LXII. Наконец, рациональное различие существует между субстанцией и каким-либо ее атрибутом, без которого она сама не может быть понята, или между двумя такими атрибутами одной и той же субстанции. И познается оно из того, что невозможно для нас образовать ясную и отчетливую идею той субстанции, если отвлечен от нее данный атрибут; не в состоянии мы также ясно воспринять идею одного из таких атрибутов, если отделим последний от другого атрибута. Ведь любая субстанция, если она кончит длиться, перестает существовать; значит, она лишь рационально отличается от своей длительности. И все модусы мышления, рассматриваемые нами как бы в объектах, отличаются лишь рационально и от объектов, о которых мыслят, и друг от друга в одном и том же объекте.
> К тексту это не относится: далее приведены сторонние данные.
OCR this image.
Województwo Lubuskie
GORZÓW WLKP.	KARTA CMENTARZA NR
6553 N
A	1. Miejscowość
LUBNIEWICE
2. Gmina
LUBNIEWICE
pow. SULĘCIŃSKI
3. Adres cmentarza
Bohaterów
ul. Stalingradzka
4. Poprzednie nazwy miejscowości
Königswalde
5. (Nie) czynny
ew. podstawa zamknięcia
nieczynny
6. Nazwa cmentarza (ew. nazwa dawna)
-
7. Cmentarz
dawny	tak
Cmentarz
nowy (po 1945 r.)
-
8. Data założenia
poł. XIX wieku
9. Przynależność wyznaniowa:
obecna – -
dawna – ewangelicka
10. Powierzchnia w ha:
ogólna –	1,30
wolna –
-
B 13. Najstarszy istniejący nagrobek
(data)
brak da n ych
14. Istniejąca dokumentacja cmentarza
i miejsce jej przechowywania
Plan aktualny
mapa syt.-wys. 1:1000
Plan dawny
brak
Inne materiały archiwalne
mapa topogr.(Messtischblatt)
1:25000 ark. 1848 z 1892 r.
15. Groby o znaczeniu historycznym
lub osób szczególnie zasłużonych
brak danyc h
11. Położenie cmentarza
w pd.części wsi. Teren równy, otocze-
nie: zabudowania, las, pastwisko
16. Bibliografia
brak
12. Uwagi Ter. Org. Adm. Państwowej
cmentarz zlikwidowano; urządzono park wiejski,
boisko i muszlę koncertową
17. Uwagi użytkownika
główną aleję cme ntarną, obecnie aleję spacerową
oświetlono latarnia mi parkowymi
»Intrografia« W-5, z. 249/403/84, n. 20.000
Хотя, как припоминаю, в другом месте я соединил этот род различия с модальным, а именно в конце ответа на первые возражения к «Размышлениям о первой философии»; но там не было случая для их обстоятельного различения, и для моих целей достаточным было каждое из них отличить от реального различия.
LXIII. Мышление и протяжение могут быть рассматриваемы как то, что составляет природу мыслящей и телесной субстанций; и тогда они должны быть понимаемы как мыслящая субстанция и субстанция протяженная, то есть душа и тело; при этом условии они будут поняты яснейшим и отчетливейшим образом. И легче понять субстанцию протяженную и субстанцию мыслящую, нежели одну только субстанцию, опустив, что мыслит или что протяженно. Есть некоторая трудность в отвлечении понятия субстанции от понятий мышления и протяжения; они отличаются от субстанции лишь рационально; отчетливее концепт становится не оттого, что в нем охватывается меньшее, но лишь потому, что охватываемое в нем мы тщательно отличаем от всего остального.
LXIV. Мышление и протяжение могут также быть приняты за модусы субстанции, поскольку, разумеется, одна и та же душа может иметь множество различных мыслей, а одно и то же тело, сохраняя постоянным свое количество, может простираться многими способами; сейчас, например, более в длину, менее в ширину или глубину, а спустя несколько времени, наоборот, более в ширину и менее в длину. И в этом случае мышление и протяжение модально отличаются от субстанции и могут быть поняты не менее ясно и отчетливо, нежели сама она, так как рассматриваются не как субстанции или вещи в чем-либо отделенные от иных вещей, но лишь как модусы вещей. В силу того, что мы обсуждаем их в субстанциях, модусами которых они являются, мы отличаем их от этих субстанций и познаем их такими, каковы они в действительности. Напротив, если пожелаем мыслить их вне субстанций, в которых они даны, то начнем рассматривать их как пребывающие вещи и, таким образом, спутаем идеи модуса и субстанции.
LXV. На том же основании мы превосходно воспринимаем различные модусы мышления: например, разумение, воображение, воспоминание, желание и т. д., а также и различные модусы протяжения или же те, которые относятся к нему: например, все фигуры, расположение частей, их движение – поскольку смотрим на них как на модусы вещей, в которых они заключены; а если мы мыслим только о местном движении, то мы ничего не решаем относительно силы, от которой возникает движение (что я, однако, попытаюсь изложить в своем месте).